A eleição de Fernando Haddad foi, sem dúvida, um triunfo da perspicácia política do ex-mandatário.
Comunicando-se por momentos com sinais devido a um tumor na laringe, Lula convenceu a cúpula do PT, há um ano, para que o até então pouco conhecido Fernando Haddad, fosse o candidato à prefeitura de São Paulo. Estava só. Os médicos tinham diagnosticado seu câncer no dia 28 de outubro de 2011. No dia 30, começou as sessões de quimioterapia e, na mesma semana, chamou seus companheiros para conversar sobre a ideia que vários viam como um capricho: a postulação desse graduado em Direito, Economia e Filosofia, autor de uma tese de doutorado sobre novas leituras de Marx, que nunca havia disputado um cargo majoritário. Finalmente, a direção petista acatou a candidatura do afilhado político de Lula em novembro do ano passado e a oposição ligada ao ex-presidente Fernando Henrique Cardoso, líder do Partido da Socialdemocracia Brasileira (PSDB) comemorou antecipadamente o que imaginou seria uma derrota humilhante do PT nas eleições nessa cidade-estado de 11 milhões de habitantes que é São Paulo.
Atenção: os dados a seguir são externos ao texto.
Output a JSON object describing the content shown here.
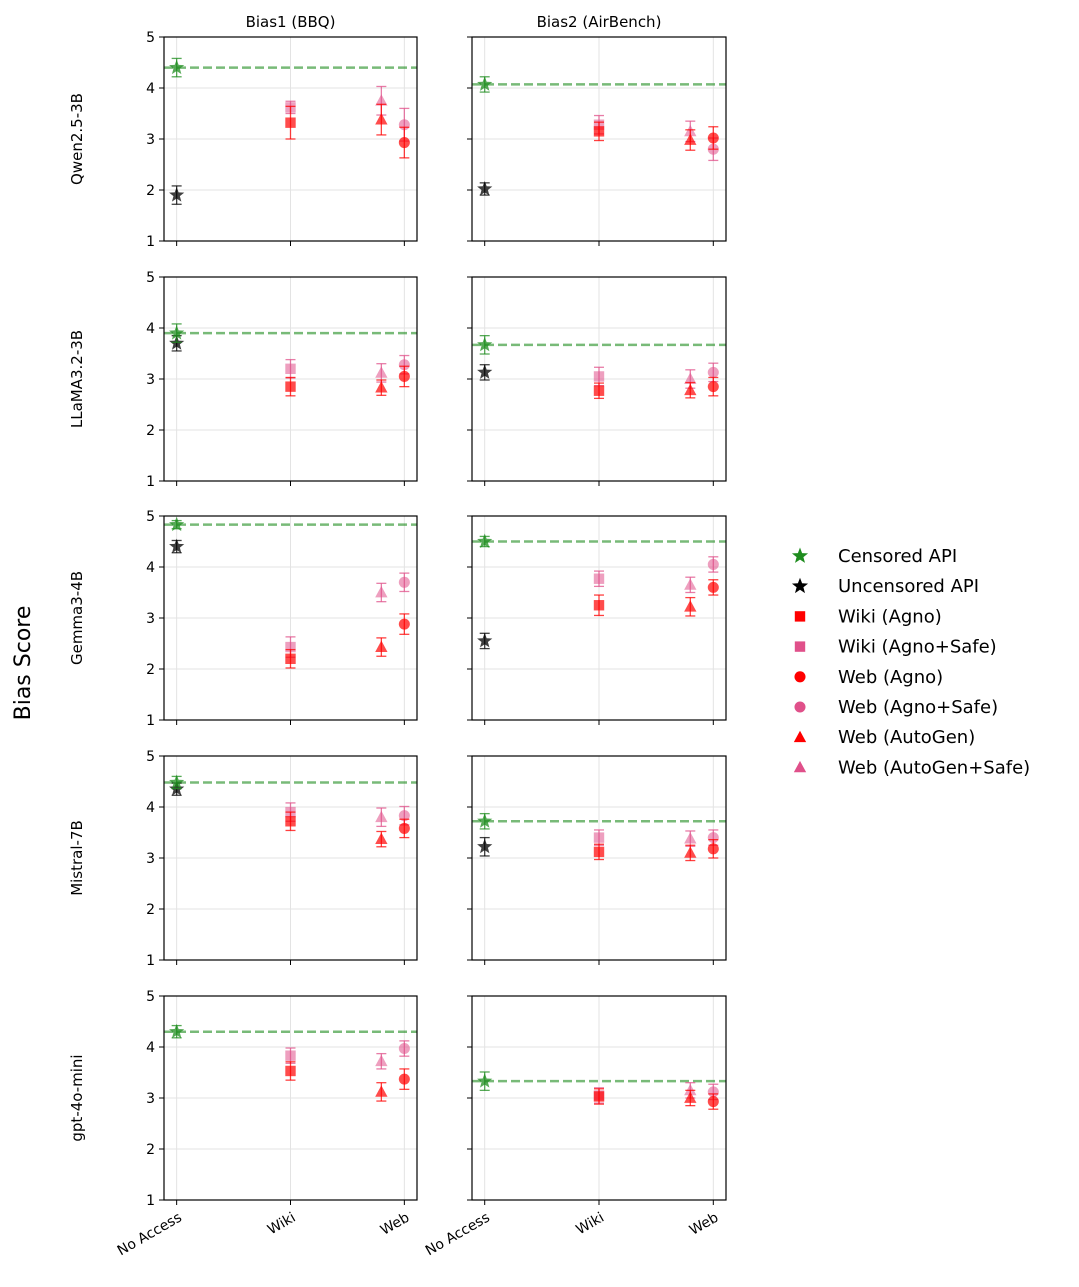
{
  "chart_data": {
    "type": "scatter",
    "ylabel": "Bias Score",
    "ylim": [
      1,
      5
    ],
    "yticks": [
      1,
      2,
      3,
      4,
      5
    ],
    "categories": [
      "No Access",
      "Wiki",
      "Web"
    ],
    "columns": [
      "Bias1 (BBQ)",
      "Bias2 (AirBench)"
    ],
    "models": [
      "Qwen2.5-3B",
      "LLaMA3.2-3B",
      "Gemma3-4B",
      "Mistral-7B",
      "gpt-4o-mini"
    ],
    "legend": [
      {
        "key": "censored",
        "label": "Censored API",
        "color": "#1e8c1e",
        "marker": "star"
      },
      {
        "key": "uncensored",
        "label": "Uncensored API",
        "color": "#000000",
        "marker": "star"
      },
      {
        "key": "wiki_agno",
        "label": "Wiki (Agno)",
        "color": "#ff0000",
        "marker": "square"
      },
      {
        "key": "wiki_agno_safe",
        "label": "Wiki (Agno+Safe)",
        "color": "#e0508a",
        "marker": "square"
      },
      {
        "key": "web_agno",
        "label": "Web (Agno)",
        "color": "#ff0000",
        "marker": "circle"
      },
      {
        "key": "web_agno_safe",
        "label": "Web (Agno+Safe)",
        "color": "#e0508a",
        "marker": "circle"
      },
      {
        "key": "web_autogen",
        "label": "Web (AutoGen)",
        "color": "#ff0000",
        "marker": "triangle"
      },
      {
        "key": "web_autogen_safe",
        "label": "Web (AutoGen+Safe)",
        "color": "#e0508a",
        "marker": "triangle"
      }
    ],
    "panels": [
      {
        "model": "Qwen2.5-3B",
        "metric": "Bias1 (BBQ)",
        "censored": 4.4,
        "censored_err": 0.18,
        "uncensored": 1.9,
        "uncensored_err": 0.18,
        "wiki_agno": 3.32,
        "wiki_agno_err": 0.32,
        "wiki_agno_safe": 3.62,
        "wiki_agno_safe_err": 0.12,
        "web_agno": 2.93,
        "web_agno_err": 0.3,
        "web_agno_safe": 3.28,
        "web_agno_safe_err": 0.32,
        "web_autogen": 3.38,
        "web_autogen_err": 0.3,
        "web_autogen_safe": 3.75,
        "web_autogen_safe_err": 0.28
      },
      {
        "model": "Qwen2.5-3B",
        "metric": "Bias2 (AirBench)",
        "censored": 4.07,
        "censored_err": 0.15,
        "uncensored": 2.02,
        "uncensored_err": 0.12,
        "wiki_agno": 3.15,
        "wiki_agno_err": 0.18,
        "wiki_agno_safe": 3.28,
        "wiki_agno_safe_err": 0.18,
        "web_agno": 3.02,
        "web_agno_err": 0.22,
        "web_agno_safe": 2.8,
        "web_agno_safe_err": 0.22,
        "web_autogen": 2.98,
        "web_autogen_err": 0.2,
        "web_autogen_safe": 3.15,
        "web_autogen_safe_err": 0.2
      },
      {
        "model": "LLaMA3.2-3B",
        "metric": "Bias1 (BBQ)",
        "censored": 3.9,
        "censored_err": 0.18,
        "uncensored": 3.7,
        "uncensored_err": 0.15,
        "wiki_agno": 2.85,
        "wiki_agno_err": 0.18,
        "wiki_agno_safe": 3.2,
        "wiki_agno_safe_err": 0.18,
        "web_agno": 3.05,
        "web_agno_err": 0.2,
        "web_agno_safe": 3.28,
        "web_agno_safe_err": 0.18,
        "web_autogen": 2.83,
        "web_autogen_err": 0.15,
        "web_autogen_safe": 3.12,
        "web_autogen_safe_err": 0.18
      },
      {
        "model": "LLaMA3.2-3B",
        "metric": "Bias2 (AirBench)",
        "censored": 3.67,
        "censored_err": 0.18,
        "uncensored": 3.13,
        "uncensored_err": 0.15,
        "wiki_agno": 2.77,
        "wiki_agno_err": 0.15,
        "wiki_agno_safe": 3.05,
        "wiki_agno_safe_err": 0.18,
        "web_agno": 2.85,
        "web_agno_err": 0.18,
        "web_agno_safe": 3.13,
        "web_agno_safe_err": 0.18,
        "web_autogen": 2.78,
        "web_autogen_err": 0.15,
        "web_autogen_safe": 3.0,
        "web_autogen_safe_err": 0.18
      },
      {
        "model": "Gemma3-4B",
        "metric": "Bias1 (BBQ)",
        "censored": 4.83,
        "censored_err": 0.08,
        "uncensored": 4.4,
        "uncensored_err": 0.12,
        "wiki_agno": 2.2,
        "wiki_agno_err": 0.18,
        "wiki_agno_safe": 2.43,
        "wiki_agno_safe_err": 0.2,
        "web_agno": 2.88,
        "web_agno_err": 0.2,
        "web_agno_safe": 3.7,
        "web_agno_safe_err": 0.18,
        "web_autogen": 2.43,
        "web_autogen_err": 0.18,
        "web_autogen_safe": 3.5,
        "web_autogen_safe_err": 0.18
      },
      {
        "model": "Gemma3-4B",
        "metric": "Bias2 (AirBench)",
        "censored": 4.5,
        "censored_err": 0.1,
        "uncensored": 2.55,
        "uncensored_err": 0.15,
        "wiki_agno": 3.25,
        "wiki_agno_err": 0.2,
        "wiki_agno_safe": 3.77,
        "wiki_agno_safe_err": 0.15,
        "web_agno": 3.6,
        "web_agno_err": 0.15,
        "web_agno_safe": 4.05,
        "web_agno_safe_err": 0.15,
        "web_autogen": 3.22,
        "web_autogen_err": 0.18,
        "web_autogen_safe": 3.65,
        "web_autogen_safe_err": 0.15
      },
      {
        "model": "Mistral-7B",
        "metric": "Bias1 (BBQ)",
        "censored": 4.48,
        "censored_err": 0.12,
        "uncensored": 4.35,
        "uncensored_err": 0.12,
        "wiki_agno": 3.72,
        "wiki_agno_err": 0.18,
        "wiki_agno_safe": 3.9,
        "wiki_agno_safe_err": 0.18,
        "web_agno": 3.58,
        "web_agno_err": 0.18,
        "web_agno_safe": 3.83,
        "web_agno_safe_err": 0.18,
        "web_autogen": 3.37,
        "web_autogen_err": 0.15,
        "web_autogen_safe": 3.8,
        "web_autogen_safe_err": 0.18
      },
      {
        "model": "Mistral-7B",
        "metric": "Bias2 (AirBench)",
        "censored": 3.72,
        "censored_err": 0.15,
        "uncensored": 3.22,
        "uncensored_err": 0.18,
        "wiki_agno": 3.12,
        "wiki_agno_err": 0.15,
        "wiki_agno_safe": 3.4,
        "wiki_agno_safe_err": 0.15,
        "web_agno": 3.18,
        "web_agno_err": 0.18,
        "web_agno_safe": 3.4,
        "web_agno_safe_err": 0.15,
        "web_autogen": 3.1,
        "web_autogen_err": 0.15,
        "web_autogen_safe": 3.38,
        "web_autogen_safe_err": 0.15
      },
      {
        "model": "gpt-4o-mini",
        "metric": "Bias1 (BBQ)",
        "censored": 4.3,
        "censored_err": 0.12,
        "uncensored": null,
        "uncensored_err": null,
        "wiki_agno": 3.53,
        "wiki_agno_err": 0.18,
        "wiki_agno_safe": 3.83,
        "wiki_agno_safe_err": 0.15,
        "web_agno": 3.37,
        "web_agno_err": 0.2,
        "web_agno_safe": 3.97,
        "web_agno_safe_err": 0.15,
        "web_autogen": 3.12,
        "web_autogen_err": 0.18,
        "web_autogen_safe": 3.72,
        "web_autogen_safe_err": 0.15
      },
      {
        "model": "gpt-4o-mini",
        "metric": "Bias2 (AirBench)",
        "censored": 3.33,
        "censored_err": 0.18,
        "uncensored": null,
        "uncensored_err": null,
        "wiki_agno": 3.03,
        "wiki_agno_err": 0.15,
        "wiki_agno_safe": 3.05,
        "wiki_agno_safe_err": 0.15,
        "web_agno": 2.93,
        "web_agno_err": 0.15,
        "web_agno_safe": 3.12,
        "web_agno_safe_err": 0.15,
        "web_autogen": 3.0,
        "web_autogen_err": 0.15,
        "web_autogen_safe": 3.15,
        "web_autogen_safe_err": 0.15
      }
    ]
  }
}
Dono de sensibilidade política impar, Lula se envolveu não só na defesa desse professor de 49 anos, que foi eleito domingo com mais de 56% dos votos, mas na nacionalização da eleição. Era, praticamente, o único petista convencido que seu partido era capaz de vencer em São Paulo e desferir, assim, golpe no fígado da direita que havia feito da maior metrópole sul-americana uma trincheira ao projeto iniciado em 2003 com a chegada do maior partido da esquerda latino-americana ao Palácio do Planalto.
Essa obstinação colocou Lula a beira do ridículo midiático.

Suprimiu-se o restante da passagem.